When she walked out of the bathroom, she found that a serving cart/portable dining table and a chair had been set near the windows. There was a heavy white linen tablecloth and simple but elegant tableware and dishes with silver covers. A small bottle of white wine chilled in an ice bucket. Consumed with hunger, she uncovered all the dishes.
She found a delicate lemon asparagus risotto sprinkled with slivered almonds, a salad with mixed greens, sliced pears and dried cranberries, fresh baked bread with individual packets of soy margarine and blueberry crumble for dessert. She fell on the food and devoured every last delicious bite.
After getting clean, comfortable and filling her stomach, she had no room for alarm or offense. She couldn’t even keep her eyes open.
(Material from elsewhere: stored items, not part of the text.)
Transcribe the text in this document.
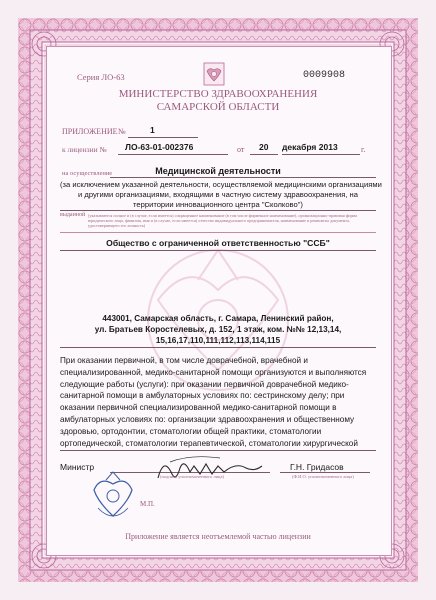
Серия ЛО-63	0009908
МИНИСТЕРСТВО ЗДРАВООХРАНЕНИЯ
САМАРСКОЙ ОБЛАСТИ
ПРИЛОЖЕНИЕ №	1
к лицензии № ЛО-63-01-002376	от 20 декабря 2013	г.
на осуществление	Медицинской деятельности
(за исключением указанной деятельности, осуществляемой медицинскими организациями
и другими организациями, входящими в частную систему здравоохранения, на
территории инновационного центра "Сколково")
выданной (указываются полное и (в случае, если имеется) сокращенное наименование (в том числе фирменное наименование), организационно-правовая форма юридического лица, фамилия, имя и (в случае, если имеется) отчество индивидуального предпринимателя, наименование и реквизиты документа, удостоверяющего его личность)
Общество с ограниченной ответственностью "ССБ"
443001, Самарская область, г. Самара, Ленинский район,
ул. Братьев Коростелевых, д. 152, 1 этаж, ком. №№ 12,13,14,
15,16,17,110,111,112,113,114,115
При оказании первичной, в том числе доврачебной, врачебной и
специализированной, медико-санитарной помощи организуются и выполняются
следующие работы (услуги): при оказании первичной доврачебной медико-
санитарной помощи в амбулаторных условиях по: сестринскому делу; при
оказании первичной специализированной медико-санитарной помощи в
амбулаторных условиях по: организации здравоохранения и общественному
здоровью, ортодонтии, стоматологии общей практики, стоматологии
ортопедической, стоматологии терапевтической, стоматологии хирургической
Министр	Г.Н. Гридасов
(подпись уполномоченного лица)	(Ф.И.О. уполномоченного лица)
М.П.
Приложение является неотъемлемой частью лицензии
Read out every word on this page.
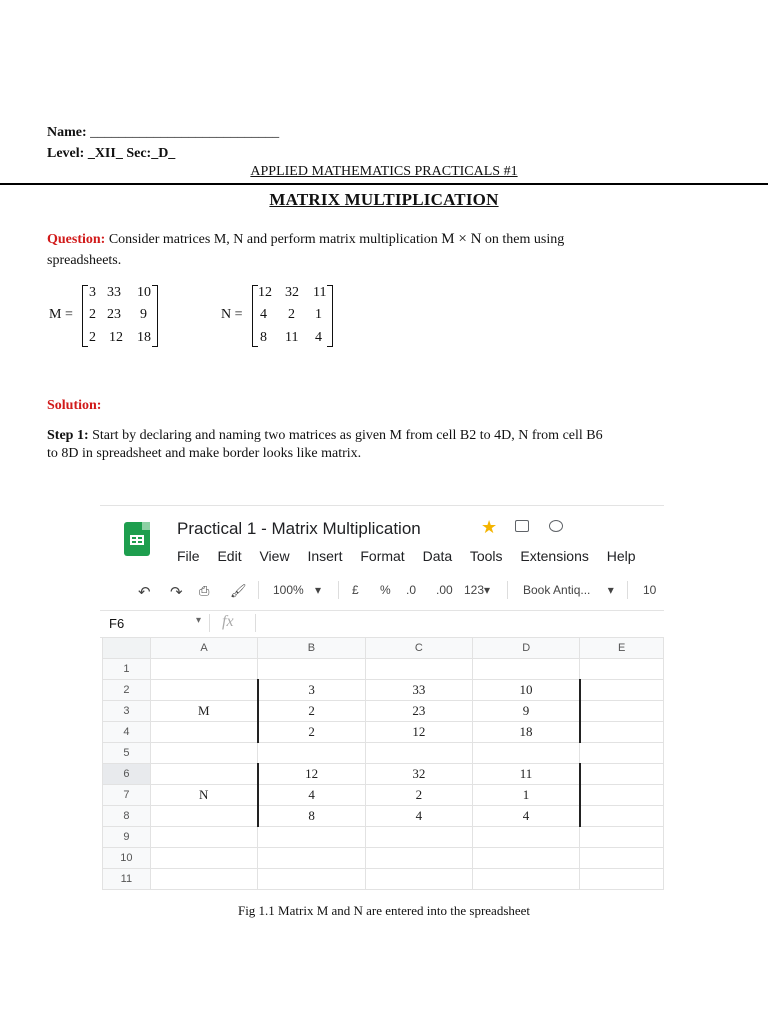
Name: ___________________________
Level: _XII_ Sec:_D_
APPLIED MATHEMATICS PRACTICALS #1
MATRIX MULTIPLICATION
Question: Consider matrices M, N and perform matrix multiplication M × N on them using
spreadsheets.
M =
3 33 10
2 23 9
2 12 18
N =
12 32 11
4 2 1
8 11 4
Solution:
Step 1: Start by declaring and naming two matrices as given M from cell B2 to 4D, N from cell B6
to 8D in spreadsheet and make border looks like matrix.
Practical 1 - Matrix Multiplication	★
File Edit View Insert Format Data Tools Extensions Help
↶ ↷ ⎙ 🖌 100% ▾	£ % .0 .00 123▾	Book Antiq... ▾ 10
F6	▾ fx
	A	B	C	D	E
1					
2		3	33	10	
3	M	2	23	9	
4		2	12	18	
5					
6		12	32	11	
7	N	4	2	1	
8		8	4	4	
9					
10					
11					
Fig 1.1 Matrix M and N are entered into the spreadsheet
She managed to brush her teeth before she crawled between the sheets of the massive bed. As prisons went, this one would be mighty hard to beat. She yawned, gave up trying to think and fell asleep.
On the next floor down, Dragos strode into the conference room, followed by Rune. Located a short, convenient distance down the hall from his offices, it was a large executive boardroom, with black leather seats, an expansive polished oak table and state-of-the-art teleconferencing equipment.
All his sentinels were present with the exception of the two gryphons Bayne and Constantine, who stood guard at Pia’s door. Rune took a seat by the fourth gryphon, Graydon, and tilted his chair back. Tiago leaned against the far wall, a dark brooding presence. Aryal sprawled and tapped her fingers on the table. She never quite managed a motionless state unless she was hunting prey. The gargoyle Grym angled his chair so he could watch Aryal.
Tricks, the faerie known as Thistle Periwinkle, Cuelebre’s head of PR, sat with her arms and legs crossed at the other end of the table. Her lavender cloud of hair, sporting a four-hundred-dollar haircut, was disheveled. She jiggled one tiny foot and chain-smoked.
Dragos, like Tiago, didn’t take a seat. Instead he went to lean back against the oak counter at the head of the room. He kicked one foot over the other and folded his arms, tucked his chin in and brooded at the floor.
He didn’t like how he felt. He didn’t like it one fucking bit. He felt jittery and restless at leaving Pia alone. The feeling increased with every step he took away from her and with every minute that trickled by. She had looked very lost and alone standing in the middle of that big empty room.
He didn’t like how she had looked at him either, like he was an unpredictable puzzle she couldn’t decipher. Or a bomb that might go off in her face. She had looked at him with uncertainty, distrust. With something very close to fear again.
She had pulled away from him.
It was unacceptable. But before he could go and take care of whatever was brewing in her head, he had to do this first.
He lifted his gaze and looked around the occupants in the room. They were all watching him and waiting.
“Hey, Tricks,” he said to the chain-smoking faerie. “Your uncle Urien says hi.”